Obviamente, uma segunda edição não juntaria as centenas de milhares de pessoas que foram ali para prestigiar Lula e ver a história se concretizar diante dos olhos, com o sonho enrustido de comemorar a vitória - suada - pulando nos espelhos d’água da Praça dos 3 Poderes. E também poderia ser pensado para não acabar a comida e não ter tantas filas. Coisas que até passaram despercebidas no meio de tanta emoção.
Foto: Thais Mallon
Enquanto a maioria dos artistas que passaram pelo Festival cantaram uma ou duas músicas, à banda Baiana System foi destinado um show completo. Não era para menos, eles receberiam no palco a ministra da cultura Margareth Menezes. Não era qualquer convidado, Margareth, junto a Sônia Guajajara no Ministério dos Povos Indígenas e Anielle Franco no Ministério da Igualdade Racial, representa o fim do bolsonarismo enquanto política de Estado (no executivo federal).
E o Baiana System é uma das bandas que mais carrega público no meio da música independente.
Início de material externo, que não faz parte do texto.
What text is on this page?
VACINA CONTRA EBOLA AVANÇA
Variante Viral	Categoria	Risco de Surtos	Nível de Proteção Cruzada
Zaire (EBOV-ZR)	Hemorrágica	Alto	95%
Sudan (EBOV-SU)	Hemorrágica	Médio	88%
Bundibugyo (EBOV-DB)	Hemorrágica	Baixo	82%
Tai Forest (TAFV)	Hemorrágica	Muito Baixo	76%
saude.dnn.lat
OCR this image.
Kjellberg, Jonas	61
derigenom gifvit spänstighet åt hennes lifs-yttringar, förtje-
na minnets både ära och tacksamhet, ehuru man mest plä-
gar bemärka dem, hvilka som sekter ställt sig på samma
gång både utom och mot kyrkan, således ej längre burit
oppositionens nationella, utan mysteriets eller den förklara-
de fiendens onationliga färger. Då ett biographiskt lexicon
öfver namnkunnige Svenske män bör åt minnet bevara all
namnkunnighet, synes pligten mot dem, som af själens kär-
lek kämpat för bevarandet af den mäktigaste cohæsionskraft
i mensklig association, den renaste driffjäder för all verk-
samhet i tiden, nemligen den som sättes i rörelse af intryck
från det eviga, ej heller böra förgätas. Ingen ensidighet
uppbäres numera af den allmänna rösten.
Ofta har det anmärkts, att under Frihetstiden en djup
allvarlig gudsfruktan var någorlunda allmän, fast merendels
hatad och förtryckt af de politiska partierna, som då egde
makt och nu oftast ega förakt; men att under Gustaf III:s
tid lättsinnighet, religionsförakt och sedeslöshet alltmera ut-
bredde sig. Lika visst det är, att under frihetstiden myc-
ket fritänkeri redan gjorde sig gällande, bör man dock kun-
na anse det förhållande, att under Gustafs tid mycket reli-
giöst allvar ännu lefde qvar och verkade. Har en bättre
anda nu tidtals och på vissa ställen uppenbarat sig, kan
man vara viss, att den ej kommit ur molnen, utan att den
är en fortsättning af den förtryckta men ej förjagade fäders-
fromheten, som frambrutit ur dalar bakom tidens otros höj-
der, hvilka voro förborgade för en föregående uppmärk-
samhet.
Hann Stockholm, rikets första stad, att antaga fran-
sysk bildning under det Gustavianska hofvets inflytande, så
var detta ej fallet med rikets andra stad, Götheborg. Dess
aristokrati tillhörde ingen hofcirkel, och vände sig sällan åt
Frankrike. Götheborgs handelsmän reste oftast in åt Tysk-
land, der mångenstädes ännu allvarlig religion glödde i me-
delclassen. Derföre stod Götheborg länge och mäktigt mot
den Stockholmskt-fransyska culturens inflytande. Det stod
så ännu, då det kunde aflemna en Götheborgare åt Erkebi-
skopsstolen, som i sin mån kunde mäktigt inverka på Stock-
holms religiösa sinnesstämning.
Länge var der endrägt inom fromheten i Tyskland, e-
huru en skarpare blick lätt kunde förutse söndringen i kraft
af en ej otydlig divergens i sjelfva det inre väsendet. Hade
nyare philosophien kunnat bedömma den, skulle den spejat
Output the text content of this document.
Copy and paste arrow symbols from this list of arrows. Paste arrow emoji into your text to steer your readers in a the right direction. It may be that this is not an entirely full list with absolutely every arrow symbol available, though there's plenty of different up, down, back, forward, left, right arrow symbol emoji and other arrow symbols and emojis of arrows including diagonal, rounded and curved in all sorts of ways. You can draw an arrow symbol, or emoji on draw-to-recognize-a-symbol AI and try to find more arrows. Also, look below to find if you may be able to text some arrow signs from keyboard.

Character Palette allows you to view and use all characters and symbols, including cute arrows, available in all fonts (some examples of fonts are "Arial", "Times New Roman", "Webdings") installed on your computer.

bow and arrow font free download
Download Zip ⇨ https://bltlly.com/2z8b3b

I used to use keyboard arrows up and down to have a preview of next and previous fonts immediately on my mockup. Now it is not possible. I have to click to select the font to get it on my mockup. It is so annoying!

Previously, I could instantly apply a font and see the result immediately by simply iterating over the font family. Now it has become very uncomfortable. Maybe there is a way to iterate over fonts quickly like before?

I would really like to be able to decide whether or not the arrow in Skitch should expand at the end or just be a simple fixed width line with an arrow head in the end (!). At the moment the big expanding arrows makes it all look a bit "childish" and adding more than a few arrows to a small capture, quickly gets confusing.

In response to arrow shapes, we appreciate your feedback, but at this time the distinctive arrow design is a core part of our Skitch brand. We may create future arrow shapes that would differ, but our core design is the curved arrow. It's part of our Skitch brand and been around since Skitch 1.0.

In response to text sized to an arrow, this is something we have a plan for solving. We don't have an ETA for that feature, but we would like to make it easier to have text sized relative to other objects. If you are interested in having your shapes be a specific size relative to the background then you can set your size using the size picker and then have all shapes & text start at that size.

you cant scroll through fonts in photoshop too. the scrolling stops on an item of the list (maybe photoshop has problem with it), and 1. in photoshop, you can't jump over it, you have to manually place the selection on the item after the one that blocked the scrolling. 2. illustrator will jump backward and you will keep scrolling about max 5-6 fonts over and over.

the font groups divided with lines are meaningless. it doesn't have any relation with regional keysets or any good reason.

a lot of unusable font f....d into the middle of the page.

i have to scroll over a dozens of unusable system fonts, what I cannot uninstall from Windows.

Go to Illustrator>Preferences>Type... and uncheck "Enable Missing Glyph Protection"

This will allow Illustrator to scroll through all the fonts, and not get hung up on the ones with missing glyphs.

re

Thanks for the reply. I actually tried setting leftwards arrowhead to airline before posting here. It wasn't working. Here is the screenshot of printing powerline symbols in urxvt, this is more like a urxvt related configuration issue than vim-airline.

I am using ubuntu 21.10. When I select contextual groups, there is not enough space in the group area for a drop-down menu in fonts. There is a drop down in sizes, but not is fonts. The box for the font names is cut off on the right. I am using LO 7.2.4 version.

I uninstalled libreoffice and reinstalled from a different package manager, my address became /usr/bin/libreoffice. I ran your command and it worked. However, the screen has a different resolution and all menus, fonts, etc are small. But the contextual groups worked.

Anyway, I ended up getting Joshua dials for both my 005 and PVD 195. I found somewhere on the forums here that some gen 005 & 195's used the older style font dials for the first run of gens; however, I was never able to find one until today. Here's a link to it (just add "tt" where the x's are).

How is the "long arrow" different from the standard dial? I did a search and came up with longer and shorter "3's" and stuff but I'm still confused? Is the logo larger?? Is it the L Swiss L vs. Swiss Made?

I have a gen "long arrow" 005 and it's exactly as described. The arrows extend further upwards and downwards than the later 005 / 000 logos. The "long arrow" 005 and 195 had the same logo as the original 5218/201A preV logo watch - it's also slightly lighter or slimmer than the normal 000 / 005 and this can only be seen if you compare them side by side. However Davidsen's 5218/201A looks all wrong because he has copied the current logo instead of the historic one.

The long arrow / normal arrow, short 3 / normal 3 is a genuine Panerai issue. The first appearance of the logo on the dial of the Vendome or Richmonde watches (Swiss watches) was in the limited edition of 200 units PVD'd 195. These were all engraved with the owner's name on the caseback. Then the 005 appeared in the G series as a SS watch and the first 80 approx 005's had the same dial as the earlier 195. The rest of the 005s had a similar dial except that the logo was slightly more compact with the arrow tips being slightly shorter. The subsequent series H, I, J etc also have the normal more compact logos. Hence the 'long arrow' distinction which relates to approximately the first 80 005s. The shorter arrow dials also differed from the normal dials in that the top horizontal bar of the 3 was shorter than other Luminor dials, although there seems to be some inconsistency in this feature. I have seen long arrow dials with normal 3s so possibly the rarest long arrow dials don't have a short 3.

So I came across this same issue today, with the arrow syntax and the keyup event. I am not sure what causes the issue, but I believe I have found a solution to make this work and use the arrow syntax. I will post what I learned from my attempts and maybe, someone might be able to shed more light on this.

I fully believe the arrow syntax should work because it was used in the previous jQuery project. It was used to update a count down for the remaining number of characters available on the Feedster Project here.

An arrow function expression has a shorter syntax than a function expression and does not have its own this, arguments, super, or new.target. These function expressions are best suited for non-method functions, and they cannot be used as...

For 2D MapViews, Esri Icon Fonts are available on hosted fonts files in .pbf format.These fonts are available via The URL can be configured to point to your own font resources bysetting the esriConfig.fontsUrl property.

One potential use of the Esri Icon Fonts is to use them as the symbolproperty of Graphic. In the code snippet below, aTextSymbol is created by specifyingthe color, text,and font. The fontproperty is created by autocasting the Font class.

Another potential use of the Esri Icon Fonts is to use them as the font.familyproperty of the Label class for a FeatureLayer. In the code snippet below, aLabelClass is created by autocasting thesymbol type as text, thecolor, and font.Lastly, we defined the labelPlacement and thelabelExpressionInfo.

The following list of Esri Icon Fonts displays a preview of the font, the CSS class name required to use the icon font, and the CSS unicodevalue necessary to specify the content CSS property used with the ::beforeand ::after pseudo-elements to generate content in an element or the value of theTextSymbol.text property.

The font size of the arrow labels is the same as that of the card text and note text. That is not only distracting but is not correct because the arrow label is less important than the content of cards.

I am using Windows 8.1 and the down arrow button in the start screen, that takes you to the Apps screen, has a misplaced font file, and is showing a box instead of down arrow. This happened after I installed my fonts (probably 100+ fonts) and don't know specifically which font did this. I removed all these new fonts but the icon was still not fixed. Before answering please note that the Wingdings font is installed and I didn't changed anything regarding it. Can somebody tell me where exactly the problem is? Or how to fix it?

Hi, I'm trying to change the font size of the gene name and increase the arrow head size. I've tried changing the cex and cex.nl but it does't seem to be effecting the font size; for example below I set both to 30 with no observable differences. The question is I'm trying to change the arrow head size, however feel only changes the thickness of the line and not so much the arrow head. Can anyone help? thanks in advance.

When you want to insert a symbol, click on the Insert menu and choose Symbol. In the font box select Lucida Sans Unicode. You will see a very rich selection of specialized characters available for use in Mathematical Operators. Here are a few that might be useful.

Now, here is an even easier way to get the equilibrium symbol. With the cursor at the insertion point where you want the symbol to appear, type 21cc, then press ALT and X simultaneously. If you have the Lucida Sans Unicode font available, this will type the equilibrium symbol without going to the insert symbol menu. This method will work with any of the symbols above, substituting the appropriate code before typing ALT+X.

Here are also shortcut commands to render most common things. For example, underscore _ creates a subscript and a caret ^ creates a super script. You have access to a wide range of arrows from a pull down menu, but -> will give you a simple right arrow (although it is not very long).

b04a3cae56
Os shows da banda foram crescendo ao longo dos seus (agora) mais de 10 anos de existência, a banda se tornou mais robusta e a relação entre música e visual se tornou uma de suas grandes marcas - resultado da parceria com Filipe Cartaxo e, no Festival do Futuro, com a expertise de Zavarese em projeções. Além da excelente interação de Russo Passapusso, vocalista, com um palhaço que vestia a camiseta da seleção do Brasil. A quantidade de elementos simbólicos naquele palco - como a camiseta da UFBA usada pelo guitarrista Beto Barreto - extrapolam os limites deste texto, mas eles estavam lá e são relevantes.
Se no nosso flashmob militante de 2018, um músico negro tocou um berimbau vestido com uma camisa em homenagem ao Mestre Moa, assassinado no dia do primeiro turno daquelas eleições; também no show do Baiana System, especial para a posse de Lula, o percussionista da banda, Ícaro Sá, veio à frente do palco para fazer ecoar o instrumento, sendo logo em seguida acompanhado pela banda.
A primeira música que iniciou o ritual do show era um abre caminhos: “folha de arruda, pé de coelho e sal grosso / Espada de São Jorge /Banho de descarrego, nêgo”. Mais do que necessário para tirar a energia pesada, com cheiro de morte, dos últimos anos. A cultura negra - Axé -, a cultura baiana - Oxe -, e a religiosidade de matriz africana - Exu -, se juntaram com a referência à unidade do Brasil com a América Latina, os povos andinos e a ancestralidade. Além da participação da “brachilena” Claudia Manzo, constou no setlist uma das mais potentes músicas do Baiana, “Sulamericano”, do álbum “O Futuro não demora”, que diz:
as veias abertas da América Latina
Tem fogo cruzado queimando nas esquinas
Um golpe de estado ao som da carabina, um fuzil
Se a justiça é cega, a gente pega quem fugiu
A triste história dos golpes de Estado na América Latina viria novamente nos assombrar dali a 7 dias. As cenas de destruição que vimos no 8 de janeiro eram impensáveis para quem estava vivendo a alegria do dia 1º. Mas os bolsonaristas só repetiram a história mesmo como farsa patética. E se a justiça agora corre atrás, não é garantido que não vai deixar ninguém fugir. Mas a gente pega - mata e come. “Desobediência às ordens que podem nos destruir”.
É claro que a participação da ministra Margareth Menezes, com seu imponente traje vermelho sob um manto de estampa africano, teve a execução de uma das canções políticas mais tocadas do Olodum, “Faraó”.
O delírio era evidente (merecido também, né?!). Mas o fato de a Cultura, enquanto termo com múltiplos e amplos sentidos antropológico e sociológico, ter ganhado proeminência em uma das cerimônias mais importantes da Nova República, anunciando novos tempos, era forte demais para não se abalar. Enquanto o nome do inominável não era citado nem pra dizer que ele já tinha ido embora.